Ausstellung

Anthonis van Dyck (1599-1641): Beweinung Christi, 1635, Koninklijk Museum voor Schone Kunsten Antwerpen, © Lukas-Art in Flanders VZW

Beweinung Christi

Van Dyck appelliert mit seiner Beweinung Christi an das Mitfühlen des Betrachters, aber anders als Rubens in seiner Gestaltung des Themas zeigt er nicht das intime, geschlossene Miteinander der Trauernden, sondern setzt auf das deklamatorische Pathos der großen Geste. Das Gemälde war auch nicht für die häusliche Andacht vorgesehen, es gehörte zu einem Altar der Sieben-Schmerzen-Mariä. Aus dieser Bestimmung ergibt sich die Ausrichtung der Komposition auf die leidende Gottesmutter.  
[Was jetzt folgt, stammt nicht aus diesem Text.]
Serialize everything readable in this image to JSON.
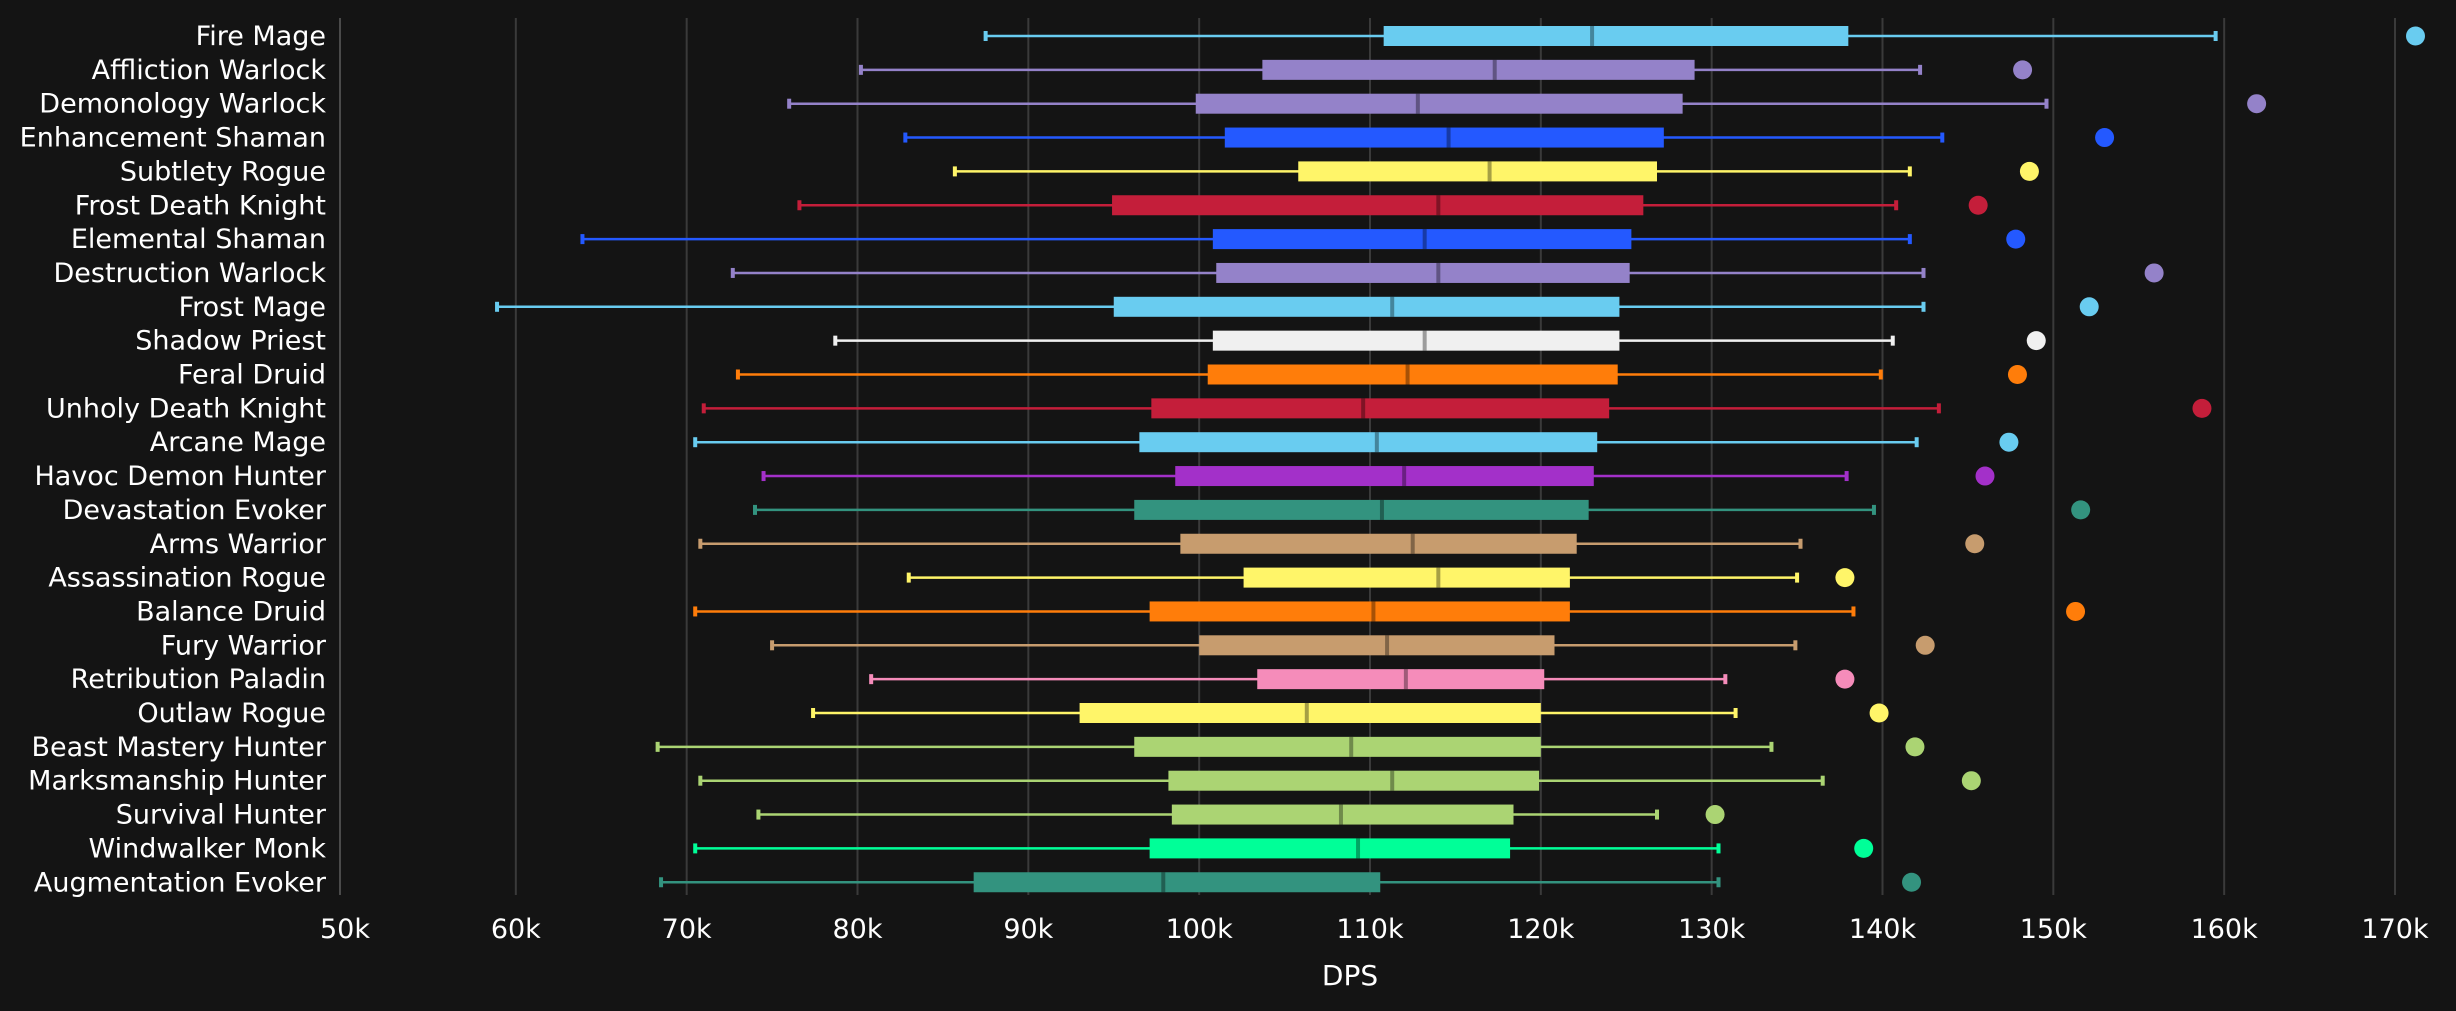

Maria sitzt, an eine Felswand gelehnt, auf der linken Seite, ihre erhobenen und weit ausgestreckten Arme nehmen die Haltung bei der Kreuzigung auf. Ihr schmerzverzerrtes Antlitz mit geröteten Augen und leicht geöffnetem Mund ist zum Himmel gerichtet, ein Ausdruck von Wehklage und größtem Leid. Hier ist Maria nicht die Mittlerin zwischen Christus und den Menschen, hier ist sie nichts als die Schmerzensmutter. In ihrem Schoß ruht der umstrahlte Kopf Christi. Sein Körper erstreckt sich in der Mitteldiagonale über das Bild. Er liegt auf einem Tuch, dessen intensives Blau, das alle anderen gedämpften Farben des Gemäldes überstrahlt, dem des Himmels gleicht und vielleicht die Sphäre der Auferstehung andeutet. Wie bei Rubens ist Christi Körper weitgehend unversehrt; die Tragik des Geschehens liegt nicht auf seinem Leiden, sondern auf dem Schmerz der Trauernden.Mit einer ausdrücklichen Geste bekräftigt Johannes die vorangegangene Kreuzigung: Er hat den Arm Christi angehoben und weist mit dem linken Zeigefinger auf die Handwunde. Ein von Wolken halb verdeckter Engel, dem Johannes das Stigma präsentiert, hat die Hände inbrünstig zum Gebet gefaltet. Ein zweiter verbirgt das Gesicht in den Händen, die das Ende eines kunstvoll über die Flügel drapierten schwarzen Schleiers fassen.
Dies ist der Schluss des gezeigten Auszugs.